The core contribution is the GRAT-MAPPO (Graph Recurrent Attention Network - Multi-Agent Proximal Policy Optimization) algorithm, designed to enable robust formation control and coordinated maneuver through complex environments.
Note: The project code is currently being organized and will be gradually improved. There may be runtime errors, please fix them yourself.
- Framework: Omnidrones (PyTorch + Isaac Sim)
- Algorithm:
mappo_graph_attention(MAPPO with Graph Attention and Recurrent units) - Task:
FormationGateTraversal(Drones navigating gates while maintaining formation)
This project requires:
- NVIDIA Isaac Sim: Compatible version as required by Omnidrones.
- Python: 3.8+
- Omnidrones: The base framework code is included in this repository.
To start training the drone formation policy, run the following command from the project root:
python -u train.py task=FormationGateTraversal algo=mappo_graph_attentionheadless=true: Run simulation without the GUI (useful for remote servers).wandb.mode=disabled: Disable WandB logging if not needed.sim.num_envs=...: Set the number of parallel environments.
Example:
python -u train.py task=FormationGateTraversal algo=mappo_graph_attention headless=trueThe FormationGateTraversal task challenges a team of drones to fly through a series of gates while maintaining a specific geometric formation.

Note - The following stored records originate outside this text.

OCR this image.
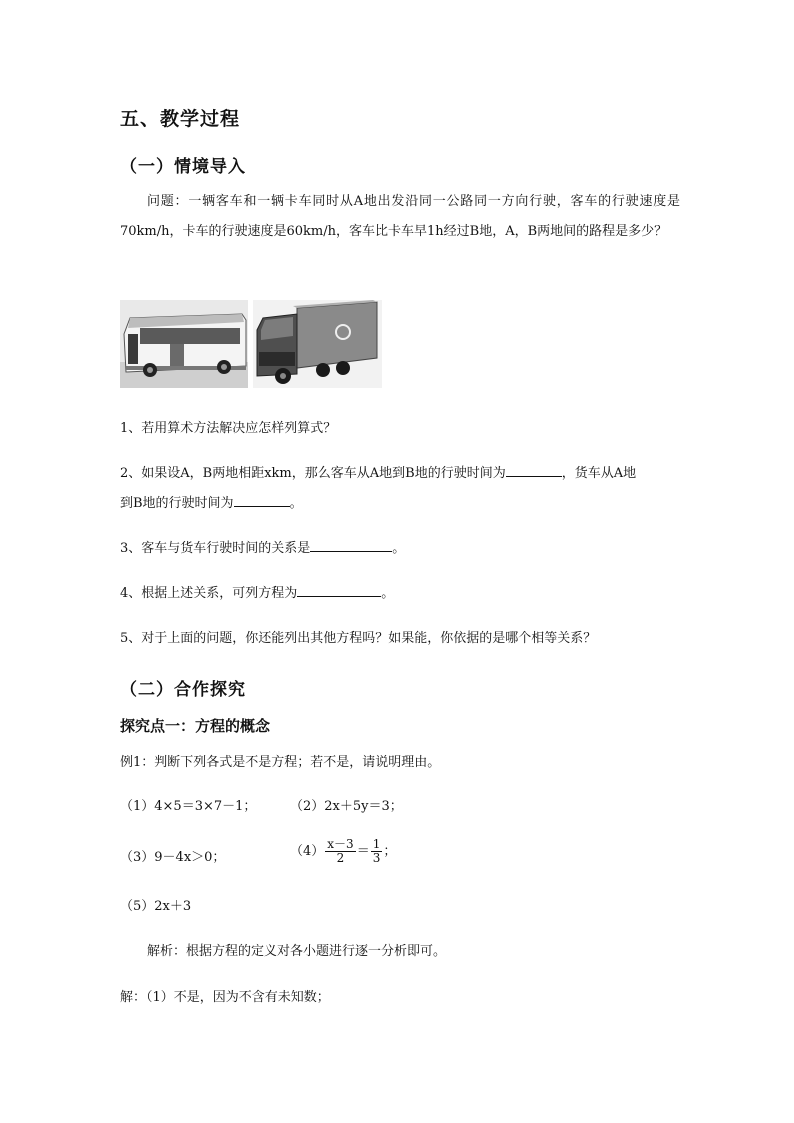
五、教学过程
（一）情境导入
问题：一辆客车和一辆卡车同时从A地出发沿同一公路同一方向行驶，客车的行驶速度是70km/h，卡车的行驶速度是60km/h，客车比卡车早1h经过B地，A，B两地间的路程是多少？
1、若用算术方法解决应怎样列算式？
2、如果设A，B两地相距xkm，那么客车从A地到B地的行驶时间为	，货车从A地
到B地的行驶时间为	。
3、客车与货车行驶时间的关系是	。
4、根据上述关系，可列方程为	。
5、对于上面的问题，你还能列出其他方程吗？如果能，你依据的是哪个相等关系？
（二）合作探究
探究点一：方程的概念
例1：判断下列各式是不是方程；若不是，请说明理由。
（1）4×5＝3×7－1；	（2）2x＋5y＝3；
（3）9－4x＞0；	$(4) \frac{x-3}{2} = \frac{1}{3}$ ；
（5）2x＋3
解析：根据方程的定义对各小题进行逐一分析即可。
解：（1）不是，因为不含有未知数；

- Objective: Navigate through gates without collision while keeping formation.
- Formations: Defined in
omni_drones/envs/formation_gate_traversal.py, supports various shapes like Tight, Wide, V-formation, Wedge, etc. - Reward: Based on progress, formation maintenance, alignment, and avoiding collisions.
GRAT-MAPPO extends the standard MAPPO algorithm by incorporating:
- Graph Neural Networks (GNN): To model the interaction between agents (drones). Each drone is a node, and edges represent communication or proximity.

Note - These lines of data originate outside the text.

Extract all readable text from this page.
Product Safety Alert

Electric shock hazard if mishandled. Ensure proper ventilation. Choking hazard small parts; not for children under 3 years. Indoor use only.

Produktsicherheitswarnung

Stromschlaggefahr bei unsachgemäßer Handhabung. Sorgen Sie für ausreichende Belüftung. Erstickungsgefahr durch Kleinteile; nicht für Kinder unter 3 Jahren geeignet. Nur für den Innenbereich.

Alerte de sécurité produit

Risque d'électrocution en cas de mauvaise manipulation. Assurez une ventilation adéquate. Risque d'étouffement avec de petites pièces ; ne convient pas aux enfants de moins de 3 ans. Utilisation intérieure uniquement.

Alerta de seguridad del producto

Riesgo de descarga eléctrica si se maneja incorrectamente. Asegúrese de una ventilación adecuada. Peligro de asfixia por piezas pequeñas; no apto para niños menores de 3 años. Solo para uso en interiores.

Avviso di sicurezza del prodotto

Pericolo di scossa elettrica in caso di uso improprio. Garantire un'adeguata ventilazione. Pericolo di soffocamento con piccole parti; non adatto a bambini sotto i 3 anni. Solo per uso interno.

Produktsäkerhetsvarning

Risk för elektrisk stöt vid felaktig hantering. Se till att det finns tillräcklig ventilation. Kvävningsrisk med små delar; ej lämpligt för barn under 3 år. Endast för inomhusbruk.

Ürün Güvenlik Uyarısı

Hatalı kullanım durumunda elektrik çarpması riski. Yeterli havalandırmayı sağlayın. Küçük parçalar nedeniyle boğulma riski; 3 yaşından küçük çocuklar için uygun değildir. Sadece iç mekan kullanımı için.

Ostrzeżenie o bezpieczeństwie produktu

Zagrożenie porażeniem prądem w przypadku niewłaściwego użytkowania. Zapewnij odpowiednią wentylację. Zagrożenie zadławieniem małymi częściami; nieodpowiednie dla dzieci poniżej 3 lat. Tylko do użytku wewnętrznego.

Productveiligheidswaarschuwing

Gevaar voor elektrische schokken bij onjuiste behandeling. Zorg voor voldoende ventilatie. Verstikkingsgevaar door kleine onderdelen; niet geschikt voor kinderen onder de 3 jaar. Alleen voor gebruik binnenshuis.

- Attention Mechanism: To dynamically weight the importance of neighboring drones' information.
- Recurrent Units (GRU): To handle partial observability and remember past states/trajectories.
Key configuration parameters for the algorithm can be found in cfg/algo/mappo_graph_attention.yaml, such as:
gnn_layers: Number of graph propagation layers.gnn_heads: Number of attention heads.seq_len: Sequence length for RNN training.
This project is licensed under the MIT License - see the LICENSE file for details.